Kau tak tersenyum, ada sesuatu yang berat di ujung bibirmu itu. Tapi tak perlu kau cerita, mungkin aku sudah paham. Aku rasa seseorang di sampingmu akan membuatmu tersenyum lagi, tersenyum begitu cantik. “Kau akan menjaganya, hai temanku Dann..” Oh, sorry, aku mengagetkanmu. Aku tak tahu kau melamun sembari menyeruput kopi di tanganmu.

“Iya...” jawabmu sekenanya. Seperti terpaksa, atau kaget karena aku merusak lamunanmu entah tentang siapa. “Diana, kau akan membalas e-mail kami, betul?” Tentu saja, aku menjawab dengan sekenanya juga. Lalu kita tertawa, entah menertawakan apa. Yang pasti aku akan pergi, memilih pergi tepatnya. Menemui seseorang yang kurindukan begitu lama. Pecinta mana yang mampu melawan jarak. Namun, jarak yang begitu dekat ternyata tak membuat kalian saling mencinta.

Kali ini kita tertawa saja, ini pertemuan kita yang terakhir. Setelah ini, tidak ada aku di antara kalian. “Danna, maafkan aku selalu merepotkanmu.
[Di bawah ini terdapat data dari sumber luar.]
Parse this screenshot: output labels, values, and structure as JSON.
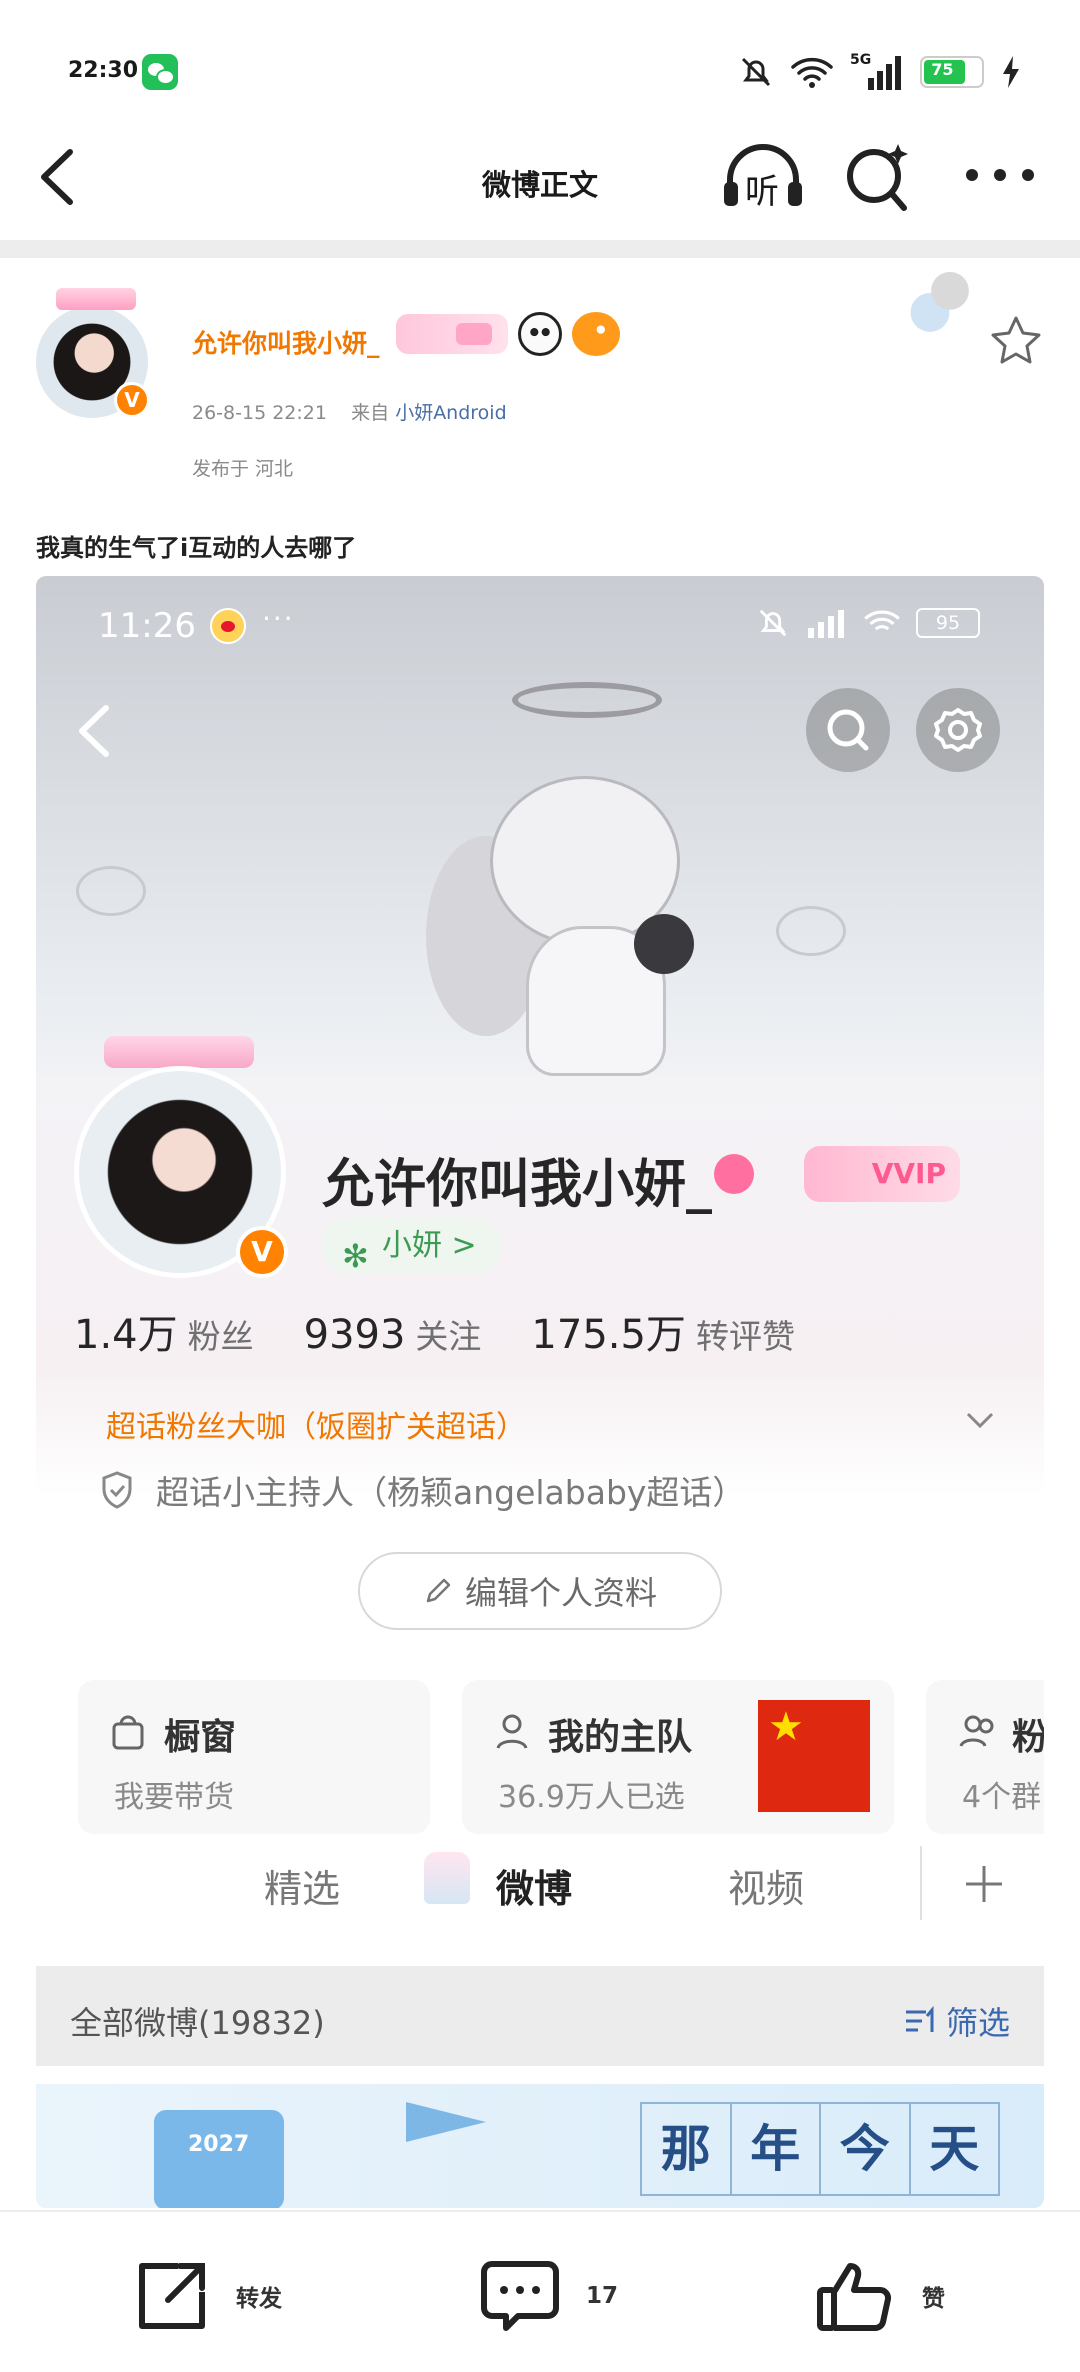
{
  "status_bar": {
    "time": "22:30",
    "network": "5G",
    "battery": "75"
  },
  "nav": {
    "title": "微博正文",
    "listen_label": "听"
  },
  "post": {
    "username": "允许你叫我小妍_",
    "date": "26-8-15 22:21",
    "from_prefix": "来自",
    "source": "小妍Android",
    "location": "发布于 河北",
    "text": "我真的生气了i互动的人去哪了"
  },
  "embedded": {
    "status": {
      "time": "11:26",
      "dots": "···",
      "battery": "95"
    },
    "profile": {
      "name": "允许你叫我小妍_",
      "vvip": "VVIP",
      "chip": "小妍 >",
      "stats": [
        {
          "value": "1.4万",
          "label": "粉丝"
        },
        {
          "value": "9393",
          "label": "关注"
        },
        {
          "value": "175.5万",
          "label": "转评赞"
        }
      ],
      "super_fan": "超话粉丝大咖（饭圈扩关超话）",
      "host": "超话小主持人（杨颖angelababy超话）",
      "edit_button": "编辑个人资料"
    },
    "cards": [
      {
        "title": "橱窗",
        "sub": "我要带货"
      },
      {
        "title": "我的主队",
        "sub": "36.9万人已选"
      },
      {
        "title": "粉",
        "sub": "4个群"
      }
    ],
    "tabs": [
      "精选",
      "微博",
      "视频"
    ],
    "filter": {
      "left": "全部微博(19832)",
      "right": "筛选"
    },
    "banner": {
      "calendar_year": "2027",
      "chars": [
        "那",
        "年",
        "今",
        "天"
      ]
    }
  },
  "bottom_bar": {
    "repost": "转发",
    "comment_count": "17",
    "like": "赞"
  }
}
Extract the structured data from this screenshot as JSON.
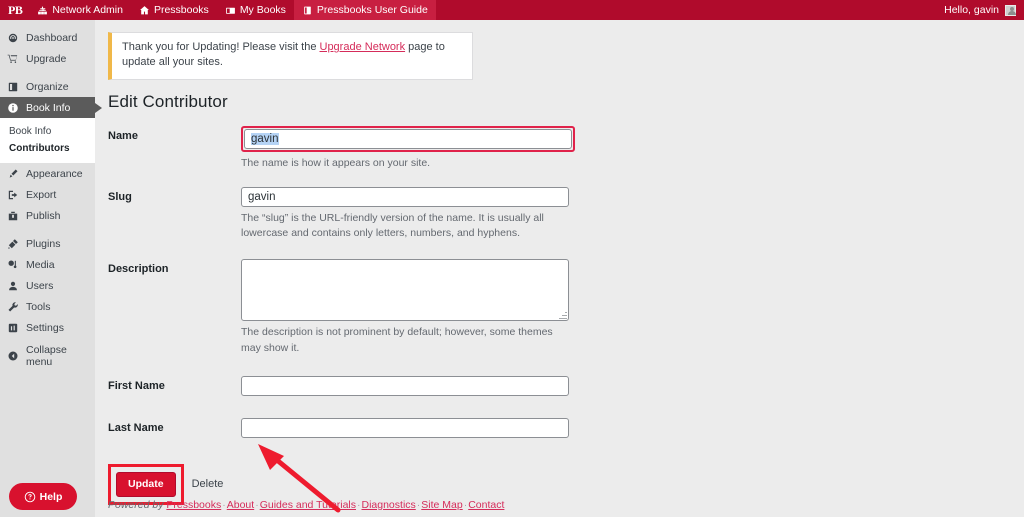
{
  "adminbar": {
    "logo": "PB",
    "logo_icon": "pressbooks-logo-icon",
    "items": [
      {
        "label": "Network Admin",
        "icon": "network-icon",
        "highlight": false
      },
      {
        "label": "Pressbooks",
        "icon": "home-icon",
        "highlight": false
      },
      {
        "label": "My Books",
        "icon": "books-icon",
        "highlight": false
      },
      {
        "label": "Pressbooks User Guide",
        "icon": "book-icon",
        "highlight": true
      }
    ],
    "greeting": "Hello, gavin",
    "avatar_icon": "avatar-icon"
  },
  "sidebar": {
    "items": [
      {
        "label": "Dashboard",
        "icon": "dashboard-icon",
        "current": false,
        "sep_after": false
      },
      {
        "label": "Upgrade",
        "icon": "cart-icon",
        "current": false,
        "sep_after": true
      },
      {
        "label": "Organize",
        "icon": "organize-icon",
        "current": false,
        "sep_after": false
      },
      {
        "label": "Book Info",
        "icon": "info-icon",
        "current": true,
        "sep_after": false
      },
      {
        "label": "Appearance",
        "icon": "appearance-icon",
        "current": false,
        "sep_after": false
      },
      {
        "label": "Export",
        "icon": "export-icon",
        "current": false,
        "sep_after": false
      },
      {
        "label": "Publish",
        "icon": "publish-icon",
        "current": false,
        "sep_after": true
      },
      {
        "label": "Plugins",
        "icon": "plugins-icon",
        "current": false,
        "sep_after": false
      },
      {
        "label": "Media",
        "icon": "media-icon",
        "current": false,
        "sep_after": false
      },
      {
        "label": "Users",
        "icon": "users-icon",
        "current": false,
        "sep_after": false
      },
      {
        "label": "Tools",
        "icon": "tools-icon",
        "current": false,
        "sep_after": false
      },
      {
        "label": "Settings",
        "icon": "settings-icon",
        "current": false,
        "sep_after": true
      },
      {
        "label": "Collapse menu",
        "icon": "collapse-icon",
        "current": false,
        "sep_after": false
      }
    ],
    "submenu": [
      {
        "label": "Book Info",
        "current": false
      },
      {
        "label": "Contributors",
        "current": true
      }
    ]
  },
  "help_button": {
    "label": "Help",
    "icon": "question-circle-icon"
  },
  "notice": {
    "text_before": "Thank you for Updating! Please visit the ",
    "link": "Upgrade Network",
    "text_after": " page to update all your sites.",
    "accent_color": "#f0b849"
  },
  "page": {
    "title": "Edit Contributor"
  },
  "form": {
    "name": {
      "label": "Name",
      "value": "gavin",
      "selected": true,
      "description": "The name is how it appears on your site.",
      "highlight_color": "#e0224a"
    },
    "slug": {
      "label": "Slug",
      "value": "gavin",
      "placeholder": "",
      "description": "The “slug” is the URL-friendly version of the name. It is usually all lowercase and contains only letters, numbers, and hyphens."
    },
    "description": {
      "label": "Description",
      "value": "",
      "placeholder": "",
      "description": "The description is not prominent by default; however, some themes may show it."
    },
    "first_name": {
      "label": "First Name",
      "value": "",
      "placeholder": ""
    },
    "last_name": {
      "label": "Last Name",
      "value": "",
      "placeholder": ""
    }
  },
  "actions": {
    "update_label": "Update",
    "delete_label": "Delete",
    "update_color": "#d8112e",
    "annotation_color": "#ee1b2e"
  },
  "annotation": {
    "arrow_color": "#ee1b2e",
    "points_to": "update-button"
  },
  "footer": {
    "prefix": "Powered by",
    "links": [
      "Pressbooks",
      "About",
      "Guides and Tutorials",
      "Diagnostics",
      "Site Map",
      "Contact"
    ],
    "separator": "·"
  }
}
Selalu memintamu datang membantuku. Seharusnya seseorang yang datang, tetapi ia jauh.” Danna tersenyum, lalu menggelengkan kepalanya seperti ingin berkata tak apa-apa. Akupun tersenyum.

Kita menjadi aneh. Tiga orang duduk berhadapan namun tak ada yang membicarakan kesedihan. Aku akan pergi, tidakkah kalian mau mengutarakan isi hati? Tetapi jangan mencegahku, ini adalah pilihanku.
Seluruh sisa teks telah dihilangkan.